Standards development within the Information Technology sector is harmonized with international standards development. Through the CSA Technical Committee on Information Technology (TCIT), Canadians serve as the SCC Mirror Committee (SMC) on ISO/IEC Joint Technical Committee 1 on Information Technology (ISO/IEC JTC1) for the Standards Council of Canada (SCC), the ISO member body for Canada and sponsor of the Canadian National Committee of the IEC. Also, as a member of the International Telecommunication Union (ITU), Canada participates in the International Telegraph and Telephone Consultative Committee (ITU-T).
This Standard has been formally approved, without modification, by the Technical Committee and has been developed in compliance with Standards Council of Canada requirements for National Standards of Canada. It has been published as a National Standard of Canada by CSA Group.
This International Standard describes, and gives guidance on, a smart city concept model (SCCM) that can provide the basis of interoperability between component systems of a smart city, by aligning the ontologies in use across different sectors. It includes:
- concepts (e.g. ORGANIZATION, PLACE, COMMUNITY, ITEM, METRIC, SERVICE,RESOURCE); and
- relationships between concepts (e.g. ORGANIZATION has RESOURCEs, EVENT at a PLACE).

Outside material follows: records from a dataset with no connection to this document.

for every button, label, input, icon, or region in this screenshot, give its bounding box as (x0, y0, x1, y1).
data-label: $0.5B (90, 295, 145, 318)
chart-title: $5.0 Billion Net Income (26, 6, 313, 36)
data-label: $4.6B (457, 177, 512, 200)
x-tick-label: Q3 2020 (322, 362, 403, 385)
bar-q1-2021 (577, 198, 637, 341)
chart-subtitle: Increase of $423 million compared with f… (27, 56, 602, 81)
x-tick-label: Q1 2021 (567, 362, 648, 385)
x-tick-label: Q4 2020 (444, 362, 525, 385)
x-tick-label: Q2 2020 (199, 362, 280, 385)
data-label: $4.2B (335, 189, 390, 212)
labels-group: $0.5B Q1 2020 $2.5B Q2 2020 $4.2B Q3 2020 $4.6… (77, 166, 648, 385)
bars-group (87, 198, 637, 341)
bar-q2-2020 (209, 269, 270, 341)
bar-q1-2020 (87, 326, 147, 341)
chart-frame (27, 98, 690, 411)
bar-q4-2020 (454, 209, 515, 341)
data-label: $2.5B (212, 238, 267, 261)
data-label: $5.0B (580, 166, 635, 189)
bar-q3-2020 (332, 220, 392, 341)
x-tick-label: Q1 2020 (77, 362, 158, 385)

The SCCM does not replace existing models where they exist, but, by mapping from a local model to a parent model, questions can be asked about data in a new and joined-up way.
This International Standard is aimed at organizations that provide services to communities in cities, and manage the resulting data, as well as decision-makers and policy developers in cities.1)
The SCCM is relevant wherever many organizations provide services to many communities within a place.
It does not cover the data standards that are relevant to each concept in the SCCM and does not attempt to list or recommend the sources of identifiers and categorizations that cities map to the SCCM.
The SCCM has been devised to communicate the meaning of data. It does not attempt to provide concepts to describe the metadata of a dataset, for example, validity and provenance of data.
It covers semantic interoperability, that is, defining the meaning of data, particularly from many sources. It does not cover other barriers to interoperability, some of which are described at 3.2.